Posted Nov 13, 2024 - 01:26 UTC

Resolved
Email delivery has remained available and fully functional throughout the monitoring phase of this incident.

This incident is now resolved. Once available, a Root Cause Analysis for this incident will be published here.
Posted Nov 12, 2024 - 17:36 UTC
Monitoring
This issue has now been mitigated, and any emails that had not been delivered should now be hitting their user endpoints.

We will place the impacted services under monitoring.
Posted Nov 04, 2024 - 23:24 UTC
Identified
As we continue to work with our upstream third-party email delivery vendor towards a solution to this issue, we have identified that platform emails such as password reset emails are in the scope of this incident.

Another update within 1 hour.
Posted Nov 04, 2024 - 21:23 UTC
Update
We continue to work with our upstream third-party email delivery vendor towards a solution to this issue.

Another update within 1 hour.
Posted Nov 04, 2024 - 20:11 UTC
Update
We continue to work with our upstream third-party email delivery vendor towards a solution to this issue.
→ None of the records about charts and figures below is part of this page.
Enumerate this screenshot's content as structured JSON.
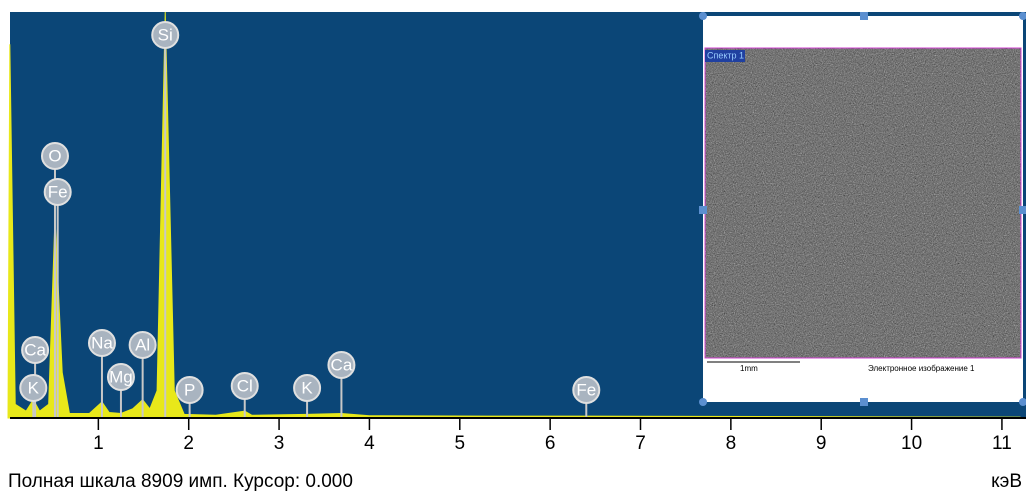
{
  "chart_data": {
    "type": "area",
    "color": "#e8e81a",
    "x": [
      0.0,
      0.02,
      0.08,
      0.2,
      0.28,
      0.35,
      0.45,
      0.52,
      0.6,
      0.68,
      0.9,
      1.04,
      1.12,
      1.25,
      1.38,
      1.49,
      1.57,
      1.65,
      1.74,
      1.84,
      1.95,
      2.3,
      2.62,
      2.7,
      3.3,
      3.69,
      4.0,
      5.3,
      6.4,
      11.2
    ],
    "values": [
      0,
      8200,
      300,
      150,
      400,
      150,
      300,
      4400,
      1000,
      100,
      100,
      350,
      120,
      100,
      200,
      400,
      200,
      600,
      8909,
      600,
      80,
      60,
      150,
      60,
      80,
      100,
      50,
      40,
      40,
      20
    ],
    "xlim": [
      0,
      11.2
    ],
    "ylim": [
      0,
      8909
    ],
    "xticks": [
      1,
      2,
      3,
      4,
      5,
      6,
      7,
      8,
      9,
      10,
      11
    ],
    "x_label": "кэВ",
    "footer": "Полная шкала 8909 имп. Курсор: 0.000",
    "annotations": [
      {
        "label": "Ca",
        "x": 0.3
      },
      {
        "label": "K",
        "x": 0.28
      },
      {
        "label": "O",
        "x": 0.52
      },
      {
        "label": "Fe",
        "x": 0.55
      },
      {
        "label": "Na",
        "x": 1.04
      },
      {
        "label": "Mg",
        "x": 1.25
      },
      {
        "label": "Al",
        "x": 1.49
      },
      {
        "label": "Si",
        "x": 1.74
      },
      {
        "label": "P",
        "x": 2.01
      },
      {
        "label": "Cl",
        "x": 2.62
      },
      {
        "label": "K",
        "x": 3.31
      },
      {
        "label": "Ca",
        "x": 3.69
      },
      {
        "label": "Fe",
        "x": 6.4
      }
    ],
    "inset": {
      "tag": "Спектр 1",
      "scale": "1mm",
      "caption": "Электронное изображение 1"
    }
  }
}
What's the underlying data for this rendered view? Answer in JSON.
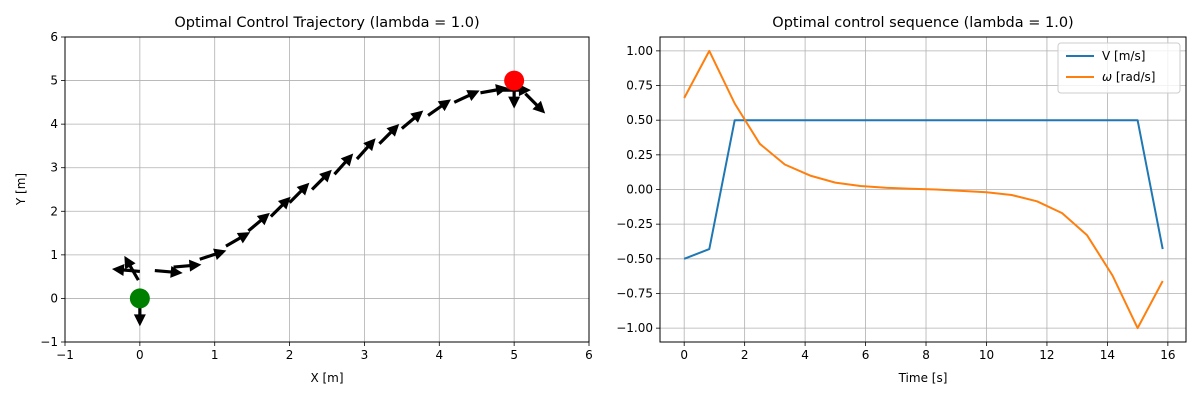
{
  "chart_data": [
    {
      "type": "scatter",
      "title": "Optimal Control Trajectory (lambda = 1.0)",
      "xlabel": "X [m]",
      "ylabel": "Y [m]",
      "xlim": [
        -1,
        6
      ],
      "ylim": [
        -1,
        6
      ],
      "xticks": [
        -1,
        0,
        1,
        2,
        3,
        4,
        5,
        6
      ],
      "yticks": [
        -1,
        0,
        1,
        2,
        3,
        4,
        5,
        6
      ],
      "grid": true,
      "start_point": {
        "x": 0,
        "y": 0,
        "color": "#008000"
      },
      "goal_point": {
        "x": 5,
        "y": 5,
        "color": "#ff0000"
      },
      "arrow_color": "#000000",
      "arrows": [
        {
          "x": 0.0,
          "y": 0.0,
          "angle_deg": -90
        },
        {
          "x": -0.02,
          "y": 0.42,
          "angle_deg": 120
        },
        {
          "x": 0.0,
          "y": 0.62,
          "angle_deg": 175
        },
        {
          "x": 0.2,
          "y": 0.64,
          "angle_deg": -5
        },
        {
          "x": 0.45,
          "y": 0.72,
          "angle_deg": 5
        },
        {
          "x": 0.8,
          "y": 0.9,
          "angle_deg": 18
        },
        {
          "x": 1.15,
          "y": 1.2,
          "angle_deg": 30
        },
        {
          "x": 1.45,
          "y": 1.55,
          "angle_deg": 40
        },
        {
          "x": 1.75,
          "y": 1.88,
          "angle_deg": 45
        },
        {
          "x": 2.0,
          "y": 2.2,
          "angle_deg": 45
        },
        {
          "x": 2.3,
          "y": 2.5,
          "angle_deg": 45
        },
        {
          "x": 2.6,
          "y": 2.85,
          "angle_deg": 48
        },
        {
          "x": 2.9,
          "y": 3.2,
          "angle_deg": 48
        },
        {
          "x": 3.2,
          "y": 3.55,
          "angle_deg": 45
        },
        {
          "x": 3.5,
          "y": 3.9,
          "angle_deg": 40
        },
        {
          "x": 3.85,
          "y": 4.2,
          "angle_deg": 35
        },
        {
          "x": 4.2,
          "y": 4.5,
          "angle_deg": 25
        },
        {
          "x": 4.55,
          "y": 4.72,
          "angle_deg": 10
        },
        {
          "x": 4.85,
          "y": 4.78,
          "angle_deg": 0
        },
        {
          "x": 5.0,
          "y": 5.0,
          "angle_deg": -90
        },
        {
          "x": 5.15,
          "y": 4.7,
          "angle_deg": -45
        }
      ]
    },
    {
      "type": "line",
      "title": "Optimal control sequence (lambda = 1.0)",
      "xlabel": "Time [s]",
      "ylabel": "",
      "xlim": [
        -0.8,
        16.6
      ],
      "ylim": [
        -1.1,
        1.1
      ],
      "xticks": [
        0,
        2,
        4,
        6,
        8,
        10,
        12,
        14,
        16
      ],
      "yticks": [
        -1.0,
        -0.75,
        -0.5,
        -0.25,
        0.0,
        0.25,
        0.5,
        0.75,
        1.0
      ],
      "ytick_labels": [
        "−1.00",
        "−0.75",
        "−0.50",
        "−0.25",
        "0.00",
        "0.25",
        "0.50",
        "0.75",
        "1.00"
      ],
      "grid": true,
      "legend_position": "top-right",
      "series": [
        {
          "name": "V [m/s]",
          "color": "#1f77b4",
          "x": [
            0,
            0.83,
            1.67,
            15.0,
            15.83
          ],
          "y": [
            -0.5,
            -0.43,
            0.5,
            0.5,
            -0.43
          ]
        },
        {
          "name": "ω [rad/s]",
          "name_symbol": "ω",
          "name_unit": " [rad/s]",
          "color": "#ff7f0e",
          "x": [
            0,
            0.83,
            1.67,
            2.5,
            3.33,
            4.17,
            5.0,
            5.83,
            6.67,
            7.5,
            8.33,
            9.17,
            10.0,
            10.83,
            11.67,
            12.5,
            13.33,
            14.17,
            15.0,
            15.83
          ],
          "y": [
            0.66,
            1.0,
            0.62,
            0.33,
            0.18,
            0.1,
            0.05,
            0.025,
            0.012,
            0.005,
            0.0,
            -0.01,
            -0.02,
            -0.04,
            -0.085,
            -0.17,
            -0.33,
            -0.62,
            -1.0,
            -0.66
          ]
        }
      ]
    }
  ]
}
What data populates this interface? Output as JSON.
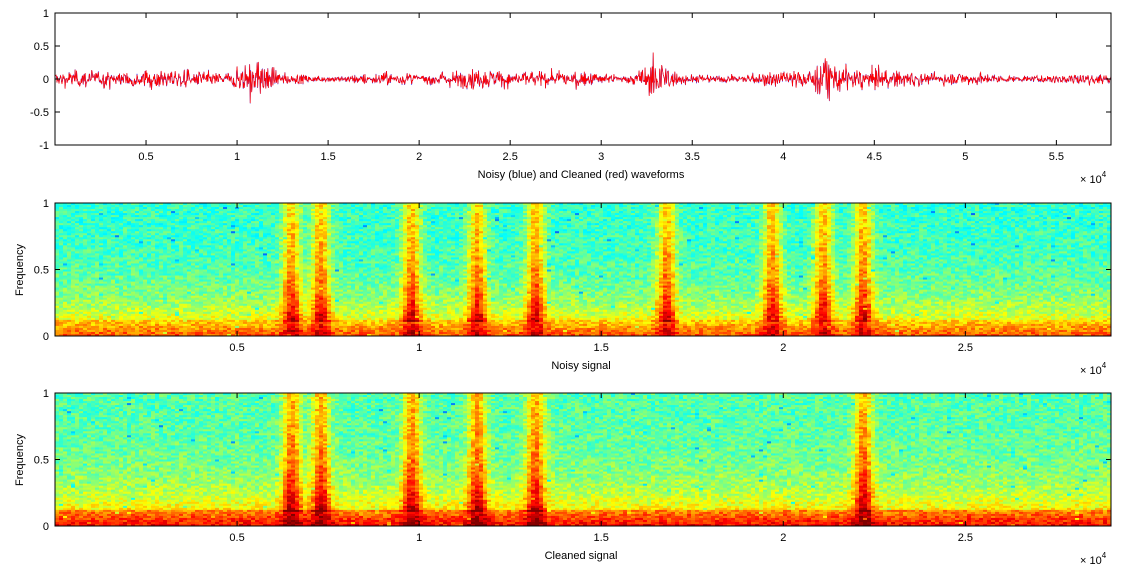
{
  "chart_data": [
    {
      "type": "line",
      "title": "",
      "xlabel": "Noisy (blue) and Cleaned (red) waveforms",
      "ylabel": "",
      "xlim": [
        0,
        58000
      ],
      "ylim": [
        -1,
        1
      ],
      "x_exponent_label": "× 10",
      "x_exponent_power": "4",
      "x_ticks": [
        {
          "value": 5000,
          "label": "0.5"
        },
        {
          "value": 10000,
          "label": "1"
        },
        {
          "value": 15000,
          "label": "1.5"
        },
        {
          "value": 20000,
          "label": "2"
        },
        {
          "value": 25000,
          "label": "2.5"
        },
        {
          "value": 30000,
          "label": "3"
        },
        {
          "value": 35000,
          "label": "3.5"
        },
        {
          "value": 40000,
          "label": "4"
        },
        {
          "value": 45000,
          "label": "4.5"
        },
        {
          "value": 50000,
          "label": "5"
        },
        {
          "value": 55000,
          "label": "5.5"
        }
      ],
      "y_ticks": [
        {
          "value": 1,
          "label": "1"
        },
        {
          "value": 0.5,
          "label": "0.5"
        },
        {
          "value": 0,
          "label": "0"
        },
        {
          "value": -0.5,
          "label": "-0.5"
        },
        {
          "value": -1,
          "label": "-1"
        }
      ],
      "grid": false,
      "series": [
        {
          "name": "Noisy",
          "color": "#0000ff",
          "base_amplitude": 0.12
        },
        {
          "name": "Cleaned",
          "color": "#ff0000",
          "base_amplitude": 0.12
        }
      ],
      "bursts": [
        {
          "x": 11000,
          "amplitude": 0.4
        },
        {
          "x": 33000,
          "amplitude": 0.38
        },
        {
          "x": 42500,
          "amplitude": 0.3
        }
      ]
    },
    {
      "type": "heatmap",
      "title": "",
      "xlabel": "Noisy signal",
      "ylabel": "Frequency",
      "xlim": [
        0,
        29000
      ],
      "ylim": [
        0,
        1
      ],
      "x_exponent_label": "× 10",
      "x_exponent_power": "4",
      "colormap": "jet",
      "x_ticks": [
        {
          "value": 5000,
          "label": "0.5"
        },
        {
          "value": 10000,
          "label": "1"
        },
        {
          "value": 15000,
          "label": "1.5"
        },
        {
          "value": 20000,
          "label": "2"
        },
        {
          "value": 25000,
          "label": "2.5"
        }
      ],
      "y_ticks": [
        {
          "value": 1,
          "label": "1"
        },
        {
          "value": 0.5,
          "label": "0.5"
        },
        {
          "value": 0,
          "label": "0"
        }
      ],
      "background_level": 0.42,
      "low_band_level": 0.8,
      "speech_events_x": [
        6500,
        7300,
        9800,
        11600,
        13200,
        16800,
        19700,
        21100,
        22200
      ]
    },
    {
      "type": "heatmap",
      "title": "",
      "xlabel": "Cleaned signal",
      "ylabel": "Frequency",
      "xlim": [
        0,
        29000
      ],
      "ylim": [
        0,
        1
      ],
      "x_exponent_label": "× 10",
      "x_exponent_power": "4",
      "colormap": "jet",
      "x_ticks": [
        {
          "value": 5000,
          "label": "0.5"
        },
        {
          "value": 10000,
          "label": "1"
        },
        {
          "value": 15000,
          "label": "1.5"
        },
        {
          "value": 20000,
          "label": "2"
        },
        {
          "value": 25000,
          "label": "2.5"
        }
      ],
      "y_ticks": [
        {
          "value": 1,
          "label": "1"
        },
        {
          "value": 0.5,
          "label": "0.5"
        },
        {
          "value": 0,
          "label": "0"
        }
      ],
      "background_level": 0.45,
      "low_band_level": 0.88,
      "speech_events_x": [
        6500,
        7300,
        9800,
        11600,
        13200,
        22200
      ]
    }
  ]
}
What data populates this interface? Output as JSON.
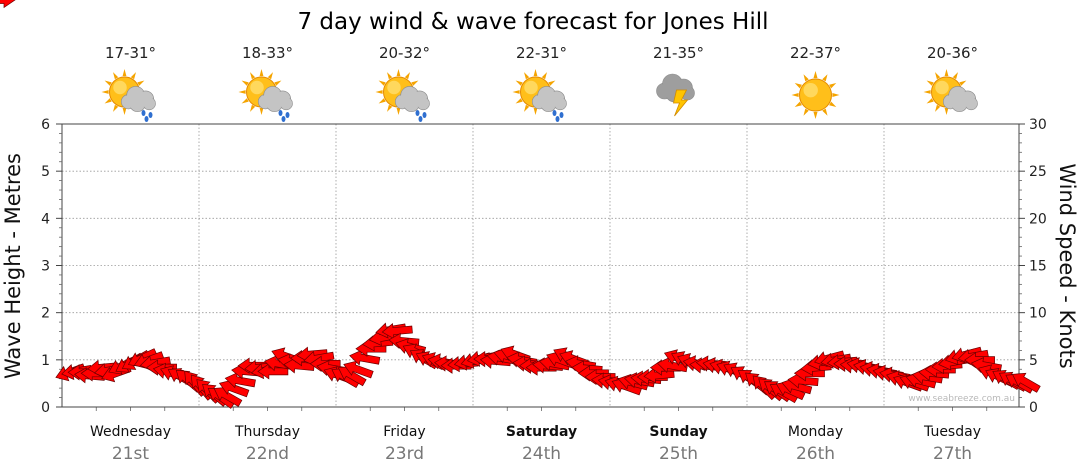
{
  "chart_data": {
    "type": "line",
    "title": "7 day wind & wave forecast for Jones Hill",
    "ylabel": "Wave Height - Metres",
    "y2label": "Wind Speed - Knots",
    "ylim": [
      0,
      6
    ],
    "y2lim": [
      0,
      30
    ],
    "yticks": [
      "0",
      "1",
      "2",
      "3",
      "4",
      "5",
      "6"
    ],
    "y2ticks": [
      "0",
      "5",
      "10",
      "15",
      "20",
      "25",
      "30"
    ],
    "grid": true,
    "days": [
      {
        "day": "Wednesday",
        "date": "21st",
        "temp": "17-31°",
        "icon": "sun-cloud-rain-icon",
        "bold": false
      },
      {
        "day": "Thursday",
        "date": "22nd",
        "temp": "18-33°",
        "icon": "sun-cloud-rain-icon",
        "bold": false
      },
      {
        "day": "Friday",
        "date": "23rd",
        "temp": "20-32°",
        "icon": "sun-cloud-rain-icon",
        "bold": false
      },
      {
        "day": "Saturday",
        "date": "24th",
        "temp": "22-31°",
        "icon": "sun-cloud-rain-icon",
        "bold": true
      },
      {
        "day": "Sunday",
        "date": "25th",
        "temp": "21-35°",
        "icon": "storm-icon",
        "bold": true
      },
      {
        "day": "Monday",
        "date": "26th",
        "temp": "22-37°",
        "icon": "sun-icon",
        "bold": false
      },
      {
        "day": "Tuesday",
        "date": "27th",
        "temp": "20-36°",
        "icon": "sun-cloud-icon",
        "bold": false
      }
    ],
    "series": [
      {
        "name": "Wind Speed",
        "unit": "knots",
        "values": [
          4.5,
          4.8,
          4.2,
          3.8,
          4.0,
          4.6,
          4.3,
          4.0,
          4.8,
          5.0,
          5.3,
          5.6,
          5.4,
          5.1,
          4.6,
          4.2,
          3.9,
          3.6,
          3.3,
          3.0,
          2.6,
          2.2,
          1.8,
          1.5,
          1.6,
          2.4,
          3.2,
          4.2,
          4.8,
          4.6,
          4.3,
          4.2,
          5.0,
          5.8,
          5.2,
          4.8,
          5.6,
          6.0,
          5.6,
          5.0,
          4.5,
          3.8,
          3.6,
          3.8,
          4.4,
          5.6,
          6.6,
          7.2,
          7.8,
          8.6,
          8.5,
          7.4,
          6.8,
          6.2,
          5.6,
          5.4,
          5.3,
          5.2,
          5.0,
          4.8,
          5.0,
          5.2,
          5.4,
          5.6,
          5.5,
          5.3,
          5.6,
          5.8,
          6.0,
          5.4,
          5.0,
          4.8,
          4.6,
          4.8,
          5.0,
          5.4,
          5.8,
          5.5,
          5.0,
          4.5,
          4.0,
          3.6,
          3.2,
          3.0,
          2.8,
          2.6,
          3.0,
          3.2,
          3.4,
          3.6,
          3.8,
          4.6,
          4.8,
          5.6,
          5.4,
          5.2,
          5.0,
          4.8,
          5.0,
          4.8,
          4.6,
          4.4,
          4.2,
          3.8,
          3.4,
          3.0,
          2.6,
          2.4,
          2.2,
          2.0,
          2.2,
          2.6,
          3.2,
          4.0,
          4.6,
          5.2,
          5.6,
          5.4,
          5.2,
          5.0,
          4.8,
          4.8,
          4.6,
          4.4,
          4.2,
          4.0,
          3.8,
          3.4,
          3.0,
          3.0,
          3.2,
          3.6,
          4.0,
          4.4,
          4.8,
          5.2,
          5.8,
          6.0,
          5.8,
          5.4,
          4.8,
          4.0,
          3.6,
          3.4,
          3.2,
          3.0,
          3.1,
          3.2
        ]
      },
      {
        "name": "Wind Direction",
        "unit": "degrees",
        "values": [
          70,
          80,
          90,
          95,
          90,
          85,
          80,
          70,
          65,
          60,
          60,
          65,
          70,
          80,
          90,
          100,
          110,
          120,
          130,
          140,
          140,
          135,
          130,
          125,
          120,
          110,
          100,
          95,
          90,
          85,
          80,
          90,
          100,
          110,
          100,
          95,
          90,
          85,
          80,
          90,
          100,
          110,
          120,
          120,
          110,
          100,
          90,
          85,
          80,
          80,
          85,
          95,
          105,
          115,
          120,
          115,
          110,
          100,
          95,
          90,
          85,
          80,
          75,
          80,
          90,
          95,
          100,
          105,
          110,
          100,
          95,
          90,
          90,
          95,
          100,
          110,
          115,
          110,
          100,
          95,
          90,
          90,
          95,
          100,
          105,
          110,
          105,
          100,
          95,
          90,
          85,
          90,
          100,
          110,
          115,
          110,
          100,
          95,
          95,
          100,
          105,
          110,
          115,
          120,
          125,
          130,
          135,
          130,
          125,
          120,
          115,
          105,
          95,
          90,
          85,
          80,
          75,
          80,
          85,
          90,
          95,
          100,
          100,
          100,
          100,
          100,
          100,
          105,
          110,
          110,
          105,
          100,
          95,
          90,
          85,
          80,
          75,
          75,
          80,
          90,
          100,
          110,
          115,
          120,
          120,
          120,
          120
        ]
      },
      {
        "name": "Wave Height",
        "unit": "metres",
        "values": [
          0.82,
          0.84,
          0.82,
          0.75,
          0.8,
          0.92,
          0.86,
          0.8,
          0.96,
          1.0,
          1.06,
          1.12,
          1.08,
          1.02,
          0.92,
          0.84,
          0.78,
          0.72,
          0.66,
          0.6,
          0.52,
          0.44,
          0.36,
          0.3,
          0.32,
          0.48,
          0.64,
          0.84,
          0.96,
          0.92,
          0.86,
          0.84,
          1.0,
          1.16,
          1.04,
          0.96,
          1.12,
          1.2,
          1.12,
          1.0,
          0.9,
          0.76,
          0.72,
          0.76,
          0.88,
          1.12,
          1.32,
          1.44,
          1.56,
          1.72,
          1.7,
          1.48,
          1.36,
          1.24,
          1.12,
          1.08,
          1.06,
          1.04,
          1.0,
          0.96,
          1.0,
          1.04,
          1.08,
          1.12,
          1.1,
          1.06,
          1.12,
          1.16,
          1.2,
          1.08,
          1.0,
          0.96,
          0.92,
          0.96,
          1.0,
          1.08,
          1.16,
          1.1,
          1.0,
          0.9,
          0.8,
          0.72,
          0.64,
          0.6,
          0.56,
          0.52,
          0.6,
          0.64,
          0.68,
          0.72,
          0.76,
          0.92,
          0.96,
          1.12,
          1.08,
          1.04,
          1.0,
          0.96,
          1.0,
          0.96,
          0.92,
          0.88,
          0.84,
          0.76,
          0.68,
          0.6,
          0.52,
          0.48,
          0.44,
          0.4,
          0.44,
          0.52,
          0.64,
          0.8,
          0.92,
          1.04,
          1.12,
          1.08,
          1.04,
          1.0,
          0.96,
          0.96,
          0.92,
          0.88,
          0.84,
          0.8,
          0.76,
          0.68,
          0.6,
          0.6,
          0.64,
          0.72,
          0.8,
          0.88,
          0.96,
          1.04,
          1.16,
          1.2,
          1.16,
          1.08,
          0.96,
          0.8,
          0.72,
          0.68,
          0.64,
          0.6,
          0.62,
          0.64
        ]
      }
    ]
  }
}
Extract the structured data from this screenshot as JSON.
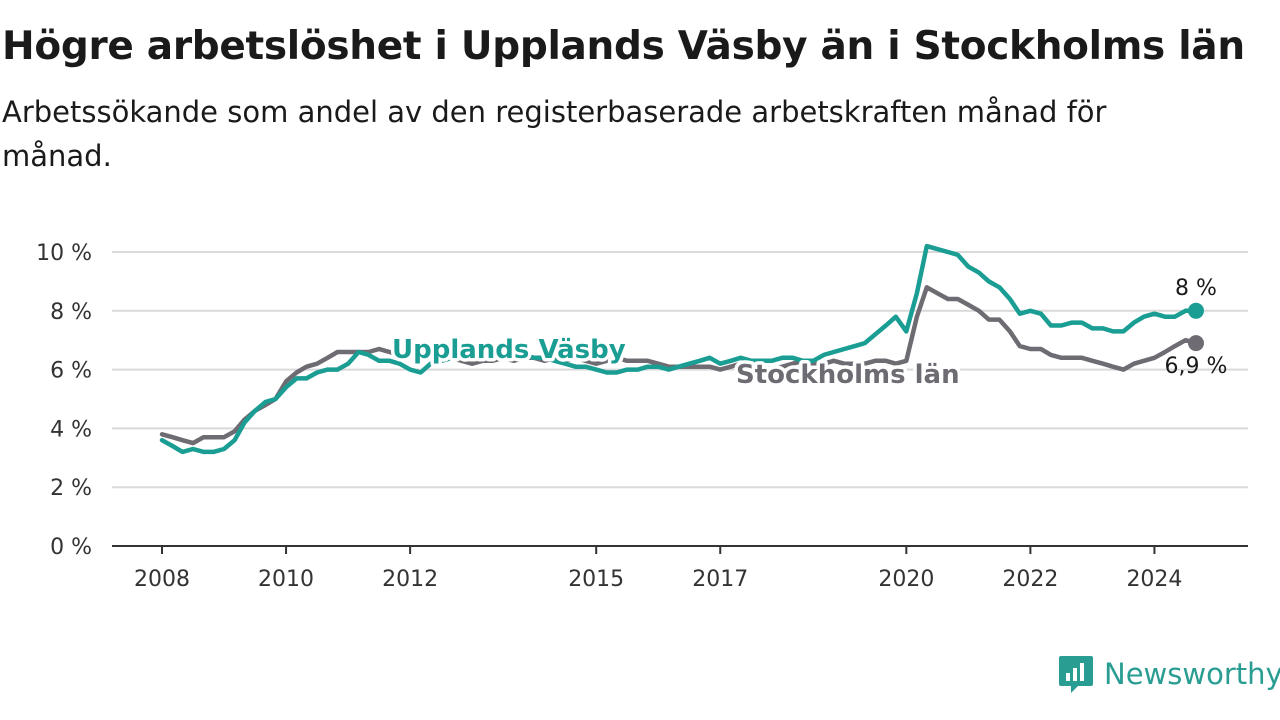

Another update within 1 hour.
Posted Nov 04, 2024 - 19:11 UTC
Update
Our investigations have not revealed any issues on our platform. However, we see a potential issue with our upstream third-party email delivery vendor, and have reached out to them for additional troubleshooting on their end.

We will provide you with another update within 1 hour.
Posted Nov 04, 2024 - 18:11 UTC
Update
As we continue to investigate these reports, our current observation is that email campaigns are being delivered, albeit with some delays.

Another update within 1 hour.
Posted Nov 04, 2024 - 17:11 UTC
Investigating
We are investigating reports where some email campaigns are not being delivered as expected.

We will provide you with an update within 1 hour.
Posted Nov 04, 2024 - 16:40 UTC
This incident affected: Products (Creator Studio, Classic Studio) and 3rd-Party Dependencies (SendGrid API v3).